Ending and transformation occupy my thoughts as I look down on the Impressionist collections of the Orsay Museum, housed in what was once the central train station of Paris. What wisdom to preserve by way of transformation this place that once served as a hospital to those who had barely survived internment as enemy prisoners, and returning to Paris, could not do more than be lifted from the trains? I am transported to an idyllic visit to my daughter Katie and our overnight stay in an old school remade as a hotel. We watched a movie in the gym turned theater. If places can make such remarkable conversion, how can we not hope for and invest in the possibility of human change, beginning with ourselves?

Two other places that I visited for the first time filled me with wonder at their inspirational beauty. The altar of the church of the Madeleine took me heavenward, and the Marc Chagall ceiling of the Garnier Opera pulled me into a riveted immobility. Such gifts, these artists leave us! How can we honor them for their enduring gift but by transforming our lives into reflections of the beauty of their art?









Paris honors men who leave all forms of art, including Thomas Jefferson, whose legacy is enjoyed by all of mankind. This building, the Institute of the Muslim World, testifies to the diversity of Paris and her efforts to come to term with the changing face of France. West along the same bank of the Seine is the Conciergerie, once a fortress, then a prison, now a national monument. It was here that Marie Antoinette and her family were imprisoned, here also, ironically, that Robespierre spent his last days.
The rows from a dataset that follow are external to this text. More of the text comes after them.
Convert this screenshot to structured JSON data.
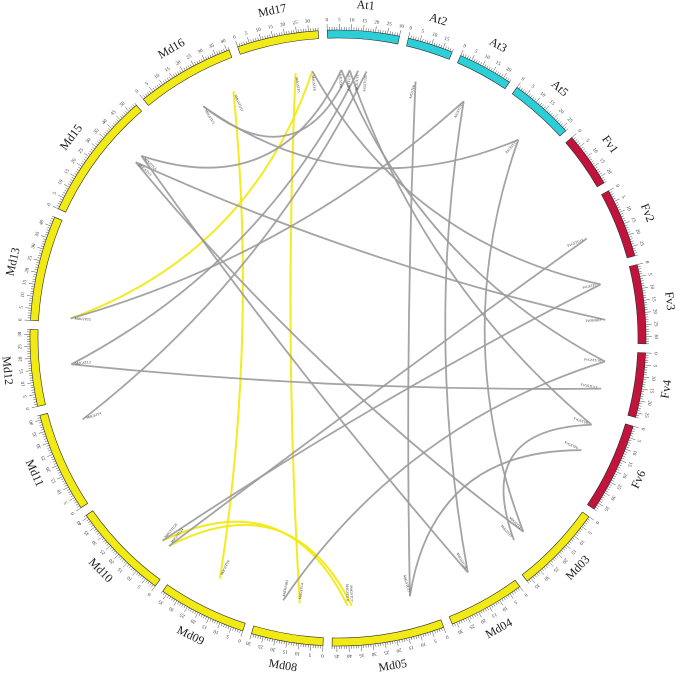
{
  "colors": {
    "apple": "#f2ea14",
    "arabidopsis": "#2ccfd8",
    "strawberry": "#c0143c",
    "link_gray": "#9a9a9a",
    "link_yellow": "#f2ea14",
    "outline": "#2a2a2a"
  },
  "chromosomes": [
    {
      "name": "At1",
      "species": "arabidopsis",
      "length": 30
    },
    {
      "name": "At2",
      "species": "arabidopsis",
      "length": 19
    },
    {
      "name": "At3",
      "species": "arabidopsis",
      "length": 23
    },
    {
      "name": "At5",
      "species": "arabidopsis",
      "length": 27
    },
    {
      "name": "Fv1",
      "species": "strawberry",
      "length": 23
    },
    {
      "name": "Fv2",
      "species": "strawberry",
      "length": 29
    },
    {
      "name": "Fv3",
      "species": "strawberry",
      "length": 33
    },
    {
      "name": "Fv4",
      "species": "strawberry",
      "length": 27
    },
    {
      "name": "Fv6",
      "species": "strawberry",
      "length": 38
    },
    {
      "name": "Md03",
      "species": "apple",
      "length": 37
    },
    {
      "name": "Md04",
      "species": "apple",
      "length": 32
    },
    {
      "name": "Md05",
      "species": "apple",
      "length": 47
    },
    {
      "name": "Md08",
      "species": "apple",
      "length": 30
    },
    {
      "name": "Md09",
      "species": "apple",
      "length": 37
    },
    {
      "name": "Md10",
      "species": "apple",
      "length": 41
    },
    {
      "name": "Md11",
      "species": "apple",
      "length": 42
    },
    {
      "name": "Md12",
      "species": "apple",
      "length": 32
    },
    {
      "name": "Md13",
      "species": "apple",
      "length": 44
    },
    {
      "name": "Md15",
      "species": "apple",
      "length": 54
    },
    {
      "name": "Md16",
      "species": "apple",
      "length": 41
    },
    {
      "name": "Md17",
      "species": "apple",
      "length": 34
    }
  ],
  "genes": [
    {
      "id": "g1",
      "label": "MdGSTF5",
      "chr": "Md17",
      "pos": 22
    },
    {
      "id": "g2",
      "label": "MdGSTF8",
      "chr": "Md17",
      "pos": 30
    },
    {
      "id": "g3",
      "label": "MdGSTU17",
      "chr": "Md16",
      "pos": 36
    },
    {
      "id": "g4",
      "label": "MdGSTU3",
      "chr": "Md16",
      "pos": 20
    },
    {
      "id": "g5",
      "label": "MdGSTL4",
      "chr": "Md15",
      "pos": 40
    },
    {
      "id": "g6",
      "label": "MdGSTU3",
      "chr": "Md15",
      "pos": 36
    },
    {
      "id": "g7",
      "label": "MdGSTU5",
      "chr": "Md13",
      "pos": 2
    },
    {
      "id": "g8",
      "label": "MdGSTL2",
      "chr": "Md12",
      "pos": 16
    },
    {
      "id": "g9",
      "label": "MdGSTF4",
      "chr": "Md11",
      "pos": 35
    },
    {
      "id": "g10",
      "label": "MdGSTU24",
      "chr": "Md10",
      "pos": 6
    },
    {
      "id": "g11",
      "label": "MdGSTU26",
      "chr": "Md10",
      "pos": 10
    },
    {
      "id": "g12",
      "label": "MdGSTU6",
      "chr": "Md09",
      "pos": 18
    },
    {
      "id": "g13",
      "label": "MdGSTU4",
      "chr": "Md08",
      "pos": 12
    },
    {
      "id": "g14",
      "label": "MdDHAR2",
      "chr": "Md08",
      "pos": 20
    },
    {
      "id": "g15",
      "label": "MdGSTU7",
      "chr": "Md05",
      "pos": 38
    },
    {
      "id": "g16",
      "label": "MdGSTU11",
      "chr": "Md05",
      "pos": 40
    },
    {
      "id": "g17",
      "label": "MdGSTU27",
      "chr": "Md05",
      "pos": 10
    },
    {
      "id": "g18",
      "label": "MdGSTU26",
      "chr": "Md04",
      "pos": 16
    },
    {
      "id": "g19",
      "label": "MdGSTF7",
      "chr": "Md03",
      "pos": 30
    },
    {
      "id": "g20",
      "label": "MdGSTT1",
      "chr": "Md03",
      "pos": 24
    },
    {
      "id": "g21",
      "label": "AtGSTF9",
      "chr": "At1",
      "pos": 6
    },
    {
      "id": "g22",
      "label": "AtGSTU17",
      "chr": "At1",
      "pos": 10
    },
    {
      "id": "g23",
      "label": "AtGSTU19",
      "chr": "At1",
      "pos": 14
    },
    {
      "id": "g24",
      "label": "AtGSTU20",
      "chr": "At1",
      "pos": 18
    },
    {
      "id": "g25",
      "label": "AtGSTF8",
      "chr": "At2",
      "pos": 8
    },
    {
      "id": "g26",
      "label": "AtGSTU3",
      "chr": "At3",
      "pos": 10
    },
    {
      "id": "g27",
      "label": "AtGSTT1",
      "chr": "At5",
      "pos": 15
    },
    {
      "id": "g28",
      "label": "FvGSTU12",
      "chr": "Fv2",
      "pos": 15
    },
    {
      "id": "g29",
      "label": "FvGSTF7",
      "chr": "Fv3",
      "pos": 5
    },
    {
      "id": "g30",
      "label": "FvDHAR2",
      "chr": "Fv3",
      "pos": 22
    },
    {
      "id": "g31",
      "label": "FvGSTU10",
      "chr": "Fv4",
      "pos": 5
    },
    {
      "id": "g32",
      "label": "FvGSTU13",
      "chr": "Fv4",
      "pos": 18
    },
    {
      "id": "g33",
      "label": "FvGSTU8",
      "chr": "Fv6",
      "pos": 5
    },
    {
      "id": "g34",
      "label": "FvGSTF6",
      "chr": "Fv6",
      "pos": 18
    }
  ],
  "links": [
    {
      "a": "g1",
      "b": "g13",
      "color": "link_yellow"
    },
    {
      "a": "g3",
      "b": "g12",
      "color": "link_yellow"
    },
    {
      "a": "g2",
      "b": "g7",
      "color": "link_yellow"
    },
    {
      "a": "g10",
      "b": "g15",
      "color": "link_yellow"
    },
    {
      "a": "g11",
      "b": "g16",
      "color": "link_yellow"
    },
    {
      "a": "g21",
      "b": "g5",
      "color": "link_gray"
    },
    {
      "a": "g22",
      "b": "g4",
      "color": "link_gray"
    },
    {
      "a": "g23",
      "b": "g8",
      "color": "link_gray"
    },
    {
      "a": "g24",
      "b": "g9",
      "color": "link_gray"
    },
    {
      "a": "g25",
      "b": "g17",
      "color": "link_gray"
    },
    {
      "a": "g26",
      "b": "g18",
      "color": "link_gray"
    },
    {
      "a": "g27",
      "b": "g20",
      "color": "link_gray"
    },
    {
      "a": "g28",
      "b": "g10",
      "color": "link_gray"
    },
    {
      "a": "g29",
      "b": "g11",
      "color": "link_gray"
    },
    {
      "a": "g30",
      "b": "g6",
      "color": "link_gray"
    },
    {
      "a": "g31",
      "b": "g14",
      "color": "link_gray"
    },
    {
      "a": "g32",
      "b": "g8",
      "color": "link_gray"
    },
    {
      "a": "g33",
      "b": "g19",
      "color": "link_gray"
    },
    {
      "a": "g34",
      "b": "g17",
      "color": "link_gray"
    },
    {
      "a": "g6",
      "b": "g20",
      "color": "link_gray"
    },
    {
      "a": "g5",
      "b": "g18",
      "color": "link_gray"
    },
    {
      "a": "g21",
      "b": "g31",
      "color": "link_gray"
    },
    {
      "a": "g22",
      "b": "g33",
      "color": "link_gray"
    },
    {
      "a": "g2",
      "b": "g29",
      "color": "link_gray"
    },
    {
      "a": "g7",
      "b": "g26",
      "color": "link_gray"
    },
    {
      "a": "g4",
      "b": "g27",
      "color": "link_gray"
    }
  ]
}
In addition to visiting places that I had never seen, I also returned to those Parisian haunts that mean the most to me. I am grinning at the young Japanese student who took this photo for me, but when I walked into the circular exhibit rooms in the Orangerie Museum, I sank to the central seat and quietly soaked in the experience of Monet’s Nymphéas. I was a teenager the first time I sat there, alone in the cool dimness of this sacred place. I have no memory of how I came here alone then, but I have a vivid image of my reaction, utterly still, spellbound. Monet painted the series of long murals of his water lillies and the weeping willows trailing over the soft blues, greens, lavenders of the pond in Giverny as a gift to France, a bouquet, he said, at the end of the war. He asked that it not be displayed until after his death; these exhibit rooms were designed and built to house them.

The Paris that I grew to know this week is many things, grand and sweeping, but most important, it is a story unfolding one Parisian at a time. This shopkeeper was overseeing his domain with a gusto for each client, a word to the regular passersby. I realized suddenly that this was a merchant behavior that I associated with a small town, and that I was surprised to see it in a city.

I remembered the moment in the small tobac where I stopped to get a newspaper with the Tour de France headlines for my cousin Jim, the intimate scene that I saw there of a young man taking his leave of the elderly shopkeeper. She added as she said farewell, “but you’ll be back, surely?” He shook his head and replied so sadly, now that his studies were complete, that he didn’t know where he would go or if he would be there again. She seemed to grieve as if he had been her own child, leaving home forever. No matter the number of the population around us, we carve out an intimate place for ourselves. We as humans have a need to be known, to belong.

I saw in the news when I returned home that there was a new volunteer organization in Paris, a group called “Parisian for a day, Parisian to stay,” creatively translated. Local residents give free tours of their neighborhood, sharing all the personal aspects, the behind the scenes tales, that take a visitor beneath the superficial snapshots of Eiffel Tower and Arc de Triomphe. I am grateful to Dr. Whidden for his assignment to do just that as a part of our coursework, and to Cornelia and Paulette, who put a personal face on this city. I have as a result befriended Paris, and learned to look differently at a city.